Adopted by the Commission on Social Action of Reform Judaism
April 9-11, 2000


Every year, more than two million men, women and children become new victims of the trafficking industry. Such trafficking is defined as all acts involved in the recruitment, transport, harboring or sale of persons across international borders through fraud, coercion or force, or debt bondage for purposes of placing persons in situations of forced prostitution or sexual services or slave-like conditions or peonage.

Our Jewish texts teach us that we are responsible for the treatment of our neighbors; we therefore cannot stand idly by as this trafficking continues. For instance, "You shall not subvert the rights of the stranger or the fatherless; you shall not take a widow's garment in pawn. Remember that you were a slave in Egypt and that the Lord your God redeemed you from there; therefore do I enjoin you to observe this commandment." (Deuteronomy 24: 17-18) The modern equivalent informs us that once victims are caught up in the human trafficking industry, they find themselves in situations of forced prostitution, sweatshop labor, or exploitive domestic servitude.

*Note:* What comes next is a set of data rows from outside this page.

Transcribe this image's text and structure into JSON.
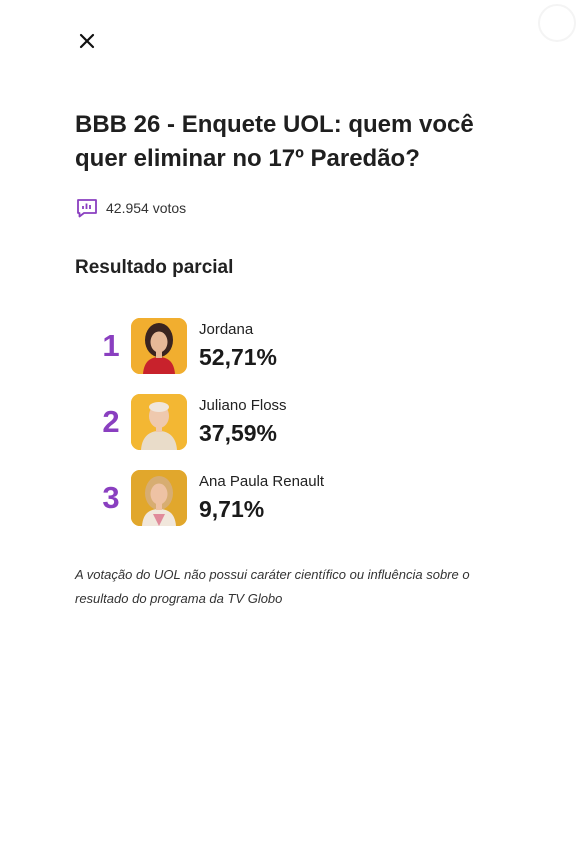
{
  "poll": {
    "title": "BBB 26 - Enquete UOL: quem você quer eliminar no 17º Paredão?",
    "votes_label": "42.954 votos",
    "section_title": "Resultado parcial",
    "results": [
      {
        "rank": "1",
        "name": "Jordana",
        "percent": "52,71%"
      },
      {
        "rank": "2",
        "name": "Juliano Floss",
        "percent": "37,59%"
      },
      {
        "rank": "3",
        "name": "Ana Paula Renault",
        "percent": "9,71%"
      }
    ],
    "disclaimer": "A votação do UOL não possui caráter científico ou influência sobre o resultado do programa da TV Globo"
  },
  "icons": {
    "close": "close-icon",
    "votes": "bar-chart-icon"
  },
  "colors": {
    "accent": "#8a3fc0",
    "avatar_background": "#f2b430"
  }
}
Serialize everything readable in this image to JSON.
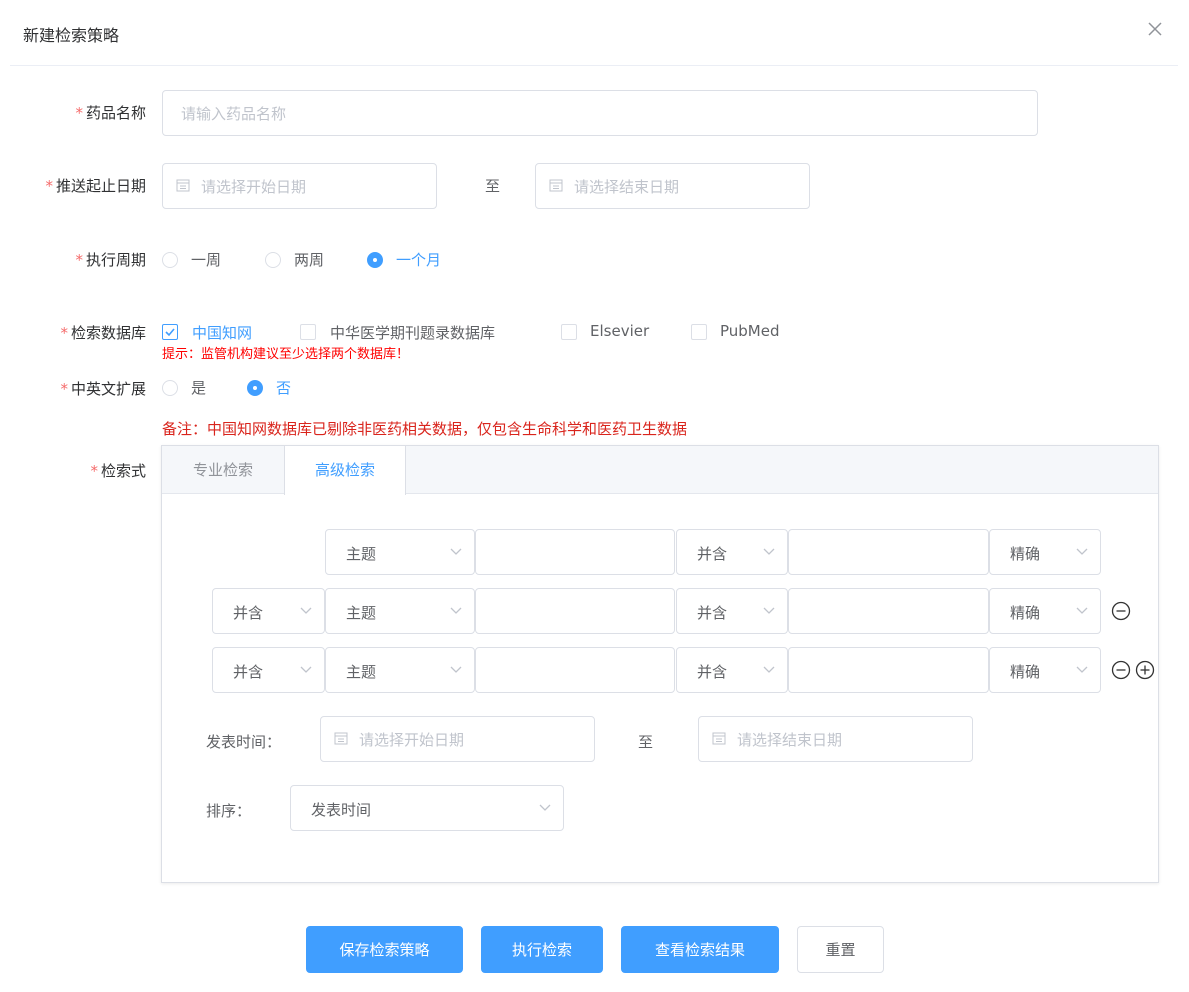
{
  "dialog": {
    "title": "新建检索策略",
    "close_icon": "close-icon"
  },
  "fields": {
    "drug": {
      "required": "*",
      "label": "药品名称",
      "placeholder": "请输入药品名称"
    },
    "push_dates": {
      "required": "*",
      "label": "推送起止日期",
      "start_placeholder": "请选择开始日期",
      "separator": "至",
      "end_placeholder": "请选择结束日期"
    },
    "cycle": {
      "required": "*",
      "label": "执行周期",
      "options": [
        "一周",
        "两周",
        "一个月"
      ],
      "selected": "一个月"
    },
    "databases": {
      "required": "*",
      "label": "检索数据库",
      "options": [
        "中国知网",
        "中华医学期刊题录数据库",
        "Elsevier",
        "PubMed"
      ],
      "checked": [
        "中国知网"
      ],
      "hint": "提示：监管机构建议至少选择两个数据库！"
    },
    "expansion": {
      "required": "*",
      "label": "中英文扩展",
      "options": [
        "是",
        "否"
      ],
      "selected": "否"
    },
    "note": "备注：中国知网数据库已剔除非医药相关数据，仅包含生命科学和医药卫生数据",
    "query": {
      "required": "*",
      "label": "检索式"
    }
  },
  "query_panel": {
    "tabs": [
      "专业检索",
      "高级检索"
    ],
    "active_tab": "高级检索",
    "rows": [
      {
        "logic": null,
        "field": "主题",
        "value": "",
        "op": "并含",
        "value2": "",
        "match": "精确"
      },
      {
        "logic": "并含",
        "field": "主题",
        "value": "",
        "op": "并含",
        "value2": "",
        "match": "精确"
      },
      {
        "logic": "并含",
        "field": "主题",
        "value": "",
        "op": "并含",
        "value2": "",
        "match": "精确"
      }
    ],
    "pub_time": {
      "label": "发表时间：",
      "start_placeholder": "请选择开始日期",
      "separator": "至",
      "end_placeholder": "请选择结束日期"
    },
    "sort": {
      "label": "排序：",
      "value": "发表时间"
    }
  },
  "buttons": {
    "save": "保存检索策略",
    "execute": "执行检索",
    "view": "查看检索结果",
    "reset": "重置"
  },
  "colors": {
    "primary": "#409eff",
    "required": "#f56c6c",
    "hint": "#ff0000",
    "note": "#d9241c",
    "border": "#dcdfe6"
  }
}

Moreover, "You shall not abuse a needy and destitute laborer, whether a fellow countryman or a stranger in one of the communities of your land. You must pay him his wages on the same day, before the sun sets, for he is needy and urgently depends on it; else he will cry to the Lord against you and you will incur guilt." (Deuteronomy 24:14-15). In modern practice, victims of human trafficking are held as virtual prisoners, stripped of their passports, and held against their will, receiving little or no pay.

In addition, the Shulchan Arukh, in dealing with the laws of theft, first legislates against blatant fraud, such as putting good fruit on top. It then continues to legislate against misrepresentations. It states, "One is forbidden to beautify the article being sold in order to create a false impression." Contemporary society indicates that those trafficked are typically acquired by kidnapping, purchase, or lured with fraudulent descriptions of non-existent jobs and a better life.

THERFORE the Commission on Social Action of Reform Judaism resolves to:

  1. Urge all governments to provide protection for the victims of trafficking, to work to prevent trafficking and to prosecute those organizations and people responsible for the trafficking industry;
  2. Support federal and Canadian legislation that would combat trafficking;
  3. Urge international organizations to combat trafficking;
  4. Urge the U.S. and Canadian government to grant visas to the victims of trafficking, regardless of quotas; and
  5. Inform congregations on the scope of trafficking issues and urge them to:
    A. Support state legislation that would penalize traffickers while protecting the victims;
    B. Work with local and state police and prosecutorial agencies to prosecute the traffickers and protect the victims; and
    C. Join in coalition with other groups offering advocacy aid and assistance to the victims of trafficking.